Die von Pakistan vermittelten Gespräche zwischen den USA und dem Iran in Islamabad kommen nur schleppend voran. Offizielle Ergebnisse liegen bislang nicht vor, iranische Medien berichten von festgefahrenen Positionen und verweisen auf aus Teheraner Sicht „überzogene Forderungen“ der USA zur Straße von Hormus.
Stockende Gespräche ohne offizielle Ergebnisse
Die Verhandlungen zwischen den USA und dem Iran in Islamabad haben bisher keine offiziellen Ergebnisse hervorgebracht und scheinen bislang zu stocken. Nach Angaben iranischer Medien werfen Vertreter Teherans den USA vor, „überzogene Forderungen“ zu stellen, insbesondere in Bezug auf die strategisch wichtige Straße von Hormus.

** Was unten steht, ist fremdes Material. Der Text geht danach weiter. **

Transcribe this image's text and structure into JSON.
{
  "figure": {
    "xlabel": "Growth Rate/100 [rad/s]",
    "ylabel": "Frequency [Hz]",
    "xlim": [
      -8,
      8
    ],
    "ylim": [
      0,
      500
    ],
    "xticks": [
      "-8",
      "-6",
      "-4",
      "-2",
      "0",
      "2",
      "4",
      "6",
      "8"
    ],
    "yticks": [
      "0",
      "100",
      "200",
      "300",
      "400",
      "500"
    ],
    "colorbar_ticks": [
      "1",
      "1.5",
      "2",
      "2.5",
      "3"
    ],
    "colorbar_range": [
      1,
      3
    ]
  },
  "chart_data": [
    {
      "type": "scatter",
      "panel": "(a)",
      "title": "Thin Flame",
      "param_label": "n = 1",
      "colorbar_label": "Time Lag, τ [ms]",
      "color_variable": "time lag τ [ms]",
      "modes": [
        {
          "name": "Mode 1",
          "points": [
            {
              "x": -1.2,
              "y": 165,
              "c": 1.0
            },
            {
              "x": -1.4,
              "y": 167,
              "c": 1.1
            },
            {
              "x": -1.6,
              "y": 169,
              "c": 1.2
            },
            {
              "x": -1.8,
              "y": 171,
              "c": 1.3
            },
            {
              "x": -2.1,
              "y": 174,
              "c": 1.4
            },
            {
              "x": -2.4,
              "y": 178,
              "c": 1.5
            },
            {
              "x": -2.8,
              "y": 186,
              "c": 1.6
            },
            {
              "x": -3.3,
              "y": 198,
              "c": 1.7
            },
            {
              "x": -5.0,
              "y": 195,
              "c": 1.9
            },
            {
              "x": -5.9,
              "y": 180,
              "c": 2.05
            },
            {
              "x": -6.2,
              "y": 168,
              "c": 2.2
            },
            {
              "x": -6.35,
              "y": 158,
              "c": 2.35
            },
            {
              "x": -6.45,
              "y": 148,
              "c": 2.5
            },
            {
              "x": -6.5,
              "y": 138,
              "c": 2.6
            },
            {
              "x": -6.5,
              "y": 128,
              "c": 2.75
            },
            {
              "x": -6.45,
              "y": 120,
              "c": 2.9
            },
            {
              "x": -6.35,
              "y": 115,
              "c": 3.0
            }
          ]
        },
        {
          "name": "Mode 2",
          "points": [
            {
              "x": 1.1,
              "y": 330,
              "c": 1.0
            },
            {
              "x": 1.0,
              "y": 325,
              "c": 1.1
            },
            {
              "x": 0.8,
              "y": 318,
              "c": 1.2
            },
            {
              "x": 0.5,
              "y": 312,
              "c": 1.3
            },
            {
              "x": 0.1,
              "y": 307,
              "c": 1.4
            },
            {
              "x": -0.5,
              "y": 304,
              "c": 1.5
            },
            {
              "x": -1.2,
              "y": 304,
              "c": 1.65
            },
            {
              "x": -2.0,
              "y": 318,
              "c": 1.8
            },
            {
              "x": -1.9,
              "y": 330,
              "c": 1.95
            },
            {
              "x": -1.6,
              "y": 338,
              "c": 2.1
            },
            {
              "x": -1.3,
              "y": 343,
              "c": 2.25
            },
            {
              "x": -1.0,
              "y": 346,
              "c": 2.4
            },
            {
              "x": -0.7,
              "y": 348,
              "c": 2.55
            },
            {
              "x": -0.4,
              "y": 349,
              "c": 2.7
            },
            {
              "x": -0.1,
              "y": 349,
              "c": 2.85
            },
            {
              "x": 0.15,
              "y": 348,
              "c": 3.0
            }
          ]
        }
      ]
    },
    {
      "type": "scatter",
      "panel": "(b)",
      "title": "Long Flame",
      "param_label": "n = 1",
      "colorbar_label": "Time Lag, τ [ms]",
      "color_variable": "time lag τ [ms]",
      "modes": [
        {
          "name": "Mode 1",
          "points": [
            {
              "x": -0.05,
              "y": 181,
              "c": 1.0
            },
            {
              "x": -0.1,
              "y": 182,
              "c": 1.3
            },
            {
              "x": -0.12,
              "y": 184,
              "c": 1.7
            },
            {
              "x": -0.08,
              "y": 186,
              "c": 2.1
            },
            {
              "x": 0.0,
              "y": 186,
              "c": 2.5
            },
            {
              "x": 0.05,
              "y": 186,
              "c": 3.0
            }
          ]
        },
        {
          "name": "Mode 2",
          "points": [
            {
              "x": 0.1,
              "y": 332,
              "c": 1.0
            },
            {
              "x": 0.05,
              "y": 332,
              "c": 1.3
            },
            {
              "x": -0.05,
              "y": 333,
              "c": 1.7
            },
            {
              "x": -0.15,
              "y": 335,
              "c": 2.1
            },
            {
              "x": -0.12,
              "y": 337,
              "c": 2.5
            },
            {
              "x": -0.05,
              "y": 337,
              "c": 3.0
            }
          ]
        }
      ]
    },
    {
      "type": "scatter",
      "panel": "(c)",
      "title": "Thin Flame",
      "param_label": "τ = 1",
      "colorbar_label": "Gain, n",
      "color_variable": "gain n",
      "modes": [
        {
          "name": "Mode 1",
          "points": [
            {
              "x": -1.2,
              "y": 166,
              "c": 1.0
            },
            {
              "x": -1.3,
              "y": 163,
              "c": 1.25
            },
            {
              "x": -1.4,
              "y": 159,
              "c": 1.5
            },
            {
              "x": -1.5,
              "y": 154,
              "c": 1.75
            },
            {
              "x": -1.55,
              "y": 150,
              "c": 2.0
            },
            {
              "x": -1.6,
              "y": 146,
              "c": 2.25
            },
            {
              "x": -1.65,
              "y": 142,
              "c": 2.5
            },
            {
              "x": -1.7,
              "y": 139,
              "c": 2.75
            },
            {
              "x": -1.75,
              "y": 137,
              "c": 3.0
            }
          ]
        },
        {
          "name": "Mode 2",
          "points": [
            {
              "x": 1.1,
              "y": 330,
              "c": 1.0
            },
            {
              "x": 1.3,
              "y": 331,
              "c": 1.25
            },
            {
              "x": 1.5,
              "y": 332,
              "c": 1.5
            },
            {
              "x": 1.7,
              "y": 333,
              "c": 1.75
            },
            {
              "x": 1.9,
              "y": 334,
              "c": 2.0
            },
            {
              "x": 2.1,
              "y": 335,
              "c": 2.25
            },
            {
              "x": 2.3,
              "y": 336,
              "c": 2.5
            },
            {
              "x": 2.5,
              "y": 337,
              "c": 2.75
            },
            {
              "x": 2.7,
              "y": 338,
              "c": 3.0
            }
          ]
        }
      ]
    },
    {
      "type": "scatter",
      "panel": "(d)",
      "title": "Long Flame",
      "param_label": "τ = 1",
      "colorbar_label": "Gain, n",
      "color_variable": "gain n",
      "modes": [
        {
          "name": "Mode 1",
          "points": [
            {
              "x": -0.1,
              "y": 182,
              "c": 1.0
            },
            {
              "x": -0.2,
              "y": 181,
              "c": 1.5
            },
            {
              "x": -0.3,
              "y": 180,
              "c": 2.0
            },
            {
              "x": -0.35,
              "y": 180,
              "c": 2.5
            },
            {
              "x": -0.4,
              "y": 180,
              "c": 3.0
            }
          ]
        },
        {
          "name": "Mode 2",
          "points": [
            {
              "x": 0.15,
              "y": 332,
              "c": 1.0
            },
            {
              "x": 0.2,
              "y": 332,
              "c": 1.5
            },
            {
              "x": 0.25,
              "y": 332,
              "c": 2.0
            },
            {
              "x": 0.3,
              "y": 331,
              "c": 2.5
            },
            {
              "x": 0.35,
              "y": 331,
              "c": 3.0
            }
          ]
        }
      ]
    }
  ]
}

US-Präsident Donald Trump verlangt den Berichten zufolge die bedingungslose Freigabe der Meerenge, die der Iran als Reaktion auf die US-israelischen Angriffe weitgehend blockiert und vermint hat. Der US-Sender CNN zitiert eine Quelle nahe dem iranischen Verhandlungsteam, die sagte, die Forderungen der USA seien „inakzeptabel“.
Direkte Verhandlungen und Expertenrunden
Die Gespräche in Islamabad werden von Pakistan vermittelt und fanden zunächst auf hoher politischer Ebene statt, an denen unter anderem auch US-Vizepräsident JD Vance teilnahm. Inzwischen sind sie auf Expertenebene verlagert worden, bei der sich spezialisierte Komitees zu wirtschaftlichen, militärischen, rechtlichen und nuklearen Themen treffen und „technische Details“ aushandeln sollen.
Den vorliegenden Berichten zufolge sollen die Verhandlungen bis in die Nacht andauern und möglicherweise am Sonntag fortgesetzt werden. Neu an den Gesprächen ist, dass Washington und Teheran direkt und nicht nur über Vermittler miteinander verhandeln.